Ensure adequate lighting: This one should go without saying, but a well-lit working environment is essential for safety. It’s better to wait until tomorrow to finish that last little bit than it is to earn yourself a trip to A&E.

Avoid uncertain or complex tasks: Even if the YouTube tutorial made it look easy, if you don’t have specialist knowledge or the specific equipment needed, consider seeking assistance instead of risking an accident.
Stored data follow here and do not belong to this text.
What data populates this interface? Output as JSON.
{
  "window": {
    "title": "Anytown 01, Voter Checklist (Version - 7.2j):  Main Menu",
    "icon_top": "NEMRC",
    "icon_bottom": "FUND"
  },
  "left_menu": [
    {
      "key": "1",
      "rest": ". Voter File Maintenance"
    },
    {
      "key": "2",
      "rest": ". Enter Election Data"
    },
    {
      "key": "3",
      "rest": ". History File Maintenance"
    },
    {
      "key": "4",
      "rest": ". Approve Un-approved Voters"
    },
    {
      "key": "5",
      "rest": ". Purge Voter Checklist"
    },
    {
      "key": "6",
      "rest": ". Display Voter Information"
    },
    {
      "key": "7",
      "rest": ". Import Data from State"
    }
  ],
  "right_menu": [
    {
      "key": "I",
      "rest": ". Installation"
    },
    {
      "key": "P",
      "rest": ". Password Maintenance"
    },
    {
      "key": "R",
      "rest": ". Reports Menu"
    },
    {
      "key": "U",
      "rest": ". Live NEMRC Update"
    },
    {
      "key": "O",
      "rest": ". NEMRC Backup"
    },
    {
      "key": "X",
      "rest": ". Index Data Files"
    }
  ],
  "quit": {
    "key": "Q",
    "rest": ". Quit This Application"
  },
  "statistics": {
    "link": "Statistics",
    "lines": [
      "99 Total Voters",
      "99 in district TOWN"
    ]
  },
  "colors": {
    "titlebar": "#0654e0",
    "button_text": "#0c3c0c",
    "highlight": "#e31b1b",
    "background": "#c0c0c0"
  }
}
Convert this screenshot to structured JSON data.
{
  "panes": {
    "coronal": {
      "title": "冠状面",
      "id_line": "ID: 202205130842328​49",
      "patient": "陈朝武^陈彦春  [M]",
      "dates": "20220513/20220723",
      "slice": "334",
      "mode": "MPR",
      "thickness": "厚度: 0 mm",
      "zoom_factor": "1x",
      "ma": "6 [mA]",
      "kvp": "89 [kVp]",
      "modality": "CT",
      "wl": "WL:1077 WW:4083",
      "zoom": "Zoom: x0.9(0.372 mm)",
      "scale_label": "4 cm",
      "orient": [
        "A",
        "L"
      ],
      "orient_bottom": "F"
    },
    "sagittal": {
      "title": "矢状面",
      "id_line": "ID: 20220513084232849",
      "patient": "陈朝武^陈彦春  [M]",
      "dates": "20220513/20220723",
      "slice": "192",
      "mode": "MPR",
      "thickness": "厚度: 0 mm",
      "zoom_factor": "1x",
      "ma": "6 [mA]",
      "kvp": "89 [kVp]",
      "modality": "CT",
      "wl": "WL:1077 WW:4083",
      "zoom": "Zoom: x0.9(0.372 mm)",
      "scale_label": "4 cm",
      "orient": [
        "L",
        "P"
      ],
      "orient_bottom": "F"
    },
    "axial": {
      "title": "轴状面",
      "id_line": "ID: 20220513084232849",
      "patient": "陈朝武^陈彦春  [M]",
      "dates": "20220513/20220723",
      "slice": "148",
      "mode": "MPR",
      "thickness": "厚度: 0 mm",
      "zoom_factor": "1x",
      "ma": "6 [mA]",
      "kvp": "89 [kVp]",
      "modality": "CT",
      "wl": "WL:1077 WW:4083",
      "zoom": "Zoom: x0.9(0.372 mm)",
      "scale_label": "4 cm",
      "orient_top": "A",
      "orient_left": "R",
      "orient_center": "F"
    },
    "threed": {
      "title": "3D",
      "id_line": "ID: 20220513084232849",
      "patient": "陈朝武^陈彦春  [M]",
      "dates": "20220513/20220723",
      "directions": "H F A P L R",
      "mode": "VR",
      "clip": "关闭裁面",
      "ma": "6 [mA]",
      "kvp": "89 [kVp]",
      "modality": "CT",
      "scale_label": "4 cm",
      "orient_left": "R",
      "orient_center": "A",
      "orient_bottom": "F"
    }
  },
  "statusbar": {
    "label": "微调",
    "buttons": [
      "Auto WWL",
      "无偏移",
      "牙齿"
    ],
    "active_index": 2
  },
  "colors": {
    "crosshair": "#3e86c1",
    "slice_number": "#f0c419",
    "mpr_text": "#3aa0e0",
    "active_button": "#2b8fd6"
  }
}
What to do in the event of an injury?

In the event of an eye injury, it is important to act promptly to minimise the risk of permanent vision damage. Here are some useful tips to know in case of emergency.

Chemical or fluid injury

If chemicals or fluids come into contact with your eye, the best course of action is to irrigate it with sterile saline. If saline is not immediately available, use running tap water for a significant length of time (at least 15 mins) to dilute the effect of the harmful chemical and seek urgent medical attention.

Dust or debris in the eye

For dust or debris lodged in your eye, irrigate with a sterile saline solution. If that's not accessible, use running tap water as soon as possible until the feeling subsides. DO NOT stick anything in the eye or try to remove the debris. If the irritation doesn’t subside with irrigation, seek expert advice.

Penetrating eye injury

If you have been using equipment where small particles may have been directed at your eye with some velocity and your eye is bleeding or leaking fluids, seek immediate attention at the A&E or an eye casualty department. Avoid covering or putting pressure on the eye or surrounding area until it has been assessed.

How can Leightons help?

While all eye injuries are distressing, not all of them require hospital treatment. If you experience an eye injury and are unsure of the appropriate action, Leightons offers a private emergency eye care service to guide you to the right treatment or assist with minor eye conditions.
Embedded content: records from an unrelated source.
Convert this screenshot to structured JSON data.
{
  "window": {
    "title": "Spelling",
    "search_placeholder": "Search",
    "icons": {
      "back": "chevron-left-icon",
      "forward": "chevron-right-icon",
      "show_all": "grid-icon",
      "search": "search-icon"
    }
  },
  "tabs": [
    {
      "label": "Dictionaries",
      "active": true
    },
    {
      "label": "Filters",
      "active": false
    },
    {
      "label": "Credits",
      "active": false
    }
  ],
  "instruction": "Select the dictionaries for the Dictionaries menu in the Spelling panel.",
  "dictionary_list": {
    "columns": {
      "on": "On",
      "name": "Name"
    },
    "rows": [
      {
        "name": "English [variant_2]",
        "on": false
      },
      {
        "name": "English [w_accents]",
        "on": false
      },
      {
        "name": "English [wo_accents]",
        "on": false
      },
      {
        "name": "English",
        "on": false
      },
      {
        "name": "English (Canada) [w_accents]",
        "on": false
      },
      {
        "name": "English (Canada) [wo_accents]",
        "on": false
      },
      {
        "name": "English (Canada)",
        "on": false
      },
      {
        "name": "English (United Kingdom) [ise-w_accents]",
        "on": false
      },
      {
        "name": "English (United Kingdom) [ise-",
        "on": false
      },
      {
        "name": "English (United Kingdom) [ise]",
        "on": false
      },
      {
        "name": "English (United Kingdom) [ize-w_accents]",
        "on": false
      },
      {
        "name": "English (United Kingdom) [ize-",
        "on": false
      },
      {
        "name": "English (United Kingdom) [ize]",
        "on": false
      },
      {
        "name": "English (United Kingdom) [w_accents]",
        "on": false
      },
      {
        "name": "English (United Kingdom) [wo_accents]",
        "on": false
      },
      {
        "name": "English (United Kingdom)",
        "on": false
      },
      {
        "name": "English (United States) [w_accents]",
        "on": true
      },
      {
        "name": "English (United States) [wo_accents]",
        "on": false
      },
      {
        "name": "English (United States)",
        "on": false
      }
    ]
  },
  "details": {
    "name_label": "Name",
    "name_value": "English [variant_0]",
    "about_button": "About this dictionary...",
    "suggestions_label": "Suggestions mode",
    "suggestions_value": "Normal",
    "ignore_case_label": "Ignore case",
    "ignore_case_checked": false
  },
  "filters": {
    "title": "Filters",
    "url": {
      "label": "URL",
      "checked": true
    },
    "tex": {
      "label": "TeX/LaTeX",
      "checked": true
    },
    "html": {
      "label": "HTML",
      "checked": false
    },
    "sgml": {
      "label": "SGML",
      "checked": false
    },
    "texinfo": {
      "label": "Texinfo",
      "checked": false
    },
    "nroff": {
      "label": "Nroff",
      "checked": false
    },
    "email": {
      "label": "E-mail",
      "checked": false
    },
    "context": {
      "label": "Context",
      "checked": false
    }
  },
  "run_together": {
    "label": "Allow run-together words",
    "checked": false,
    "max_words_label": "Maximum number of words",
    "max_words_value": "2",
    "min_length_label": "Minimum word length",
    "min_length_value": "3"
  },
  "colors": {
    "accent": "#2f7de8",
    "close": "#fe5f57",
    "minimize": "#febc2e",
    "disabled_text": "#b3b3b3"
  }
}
Our service follows the eye emergency triage process during which a team member will complete a triage questionnaire with you which will then be reviewed by the Optometrist. A private urgent consultation can then be arranged, as appropriate, to examine your eyes. This includes full access to our high tech imaging and scans, to diagnose, manage and treat your condition, or assist with direct, tailored referral to the most appropriate specialist if required.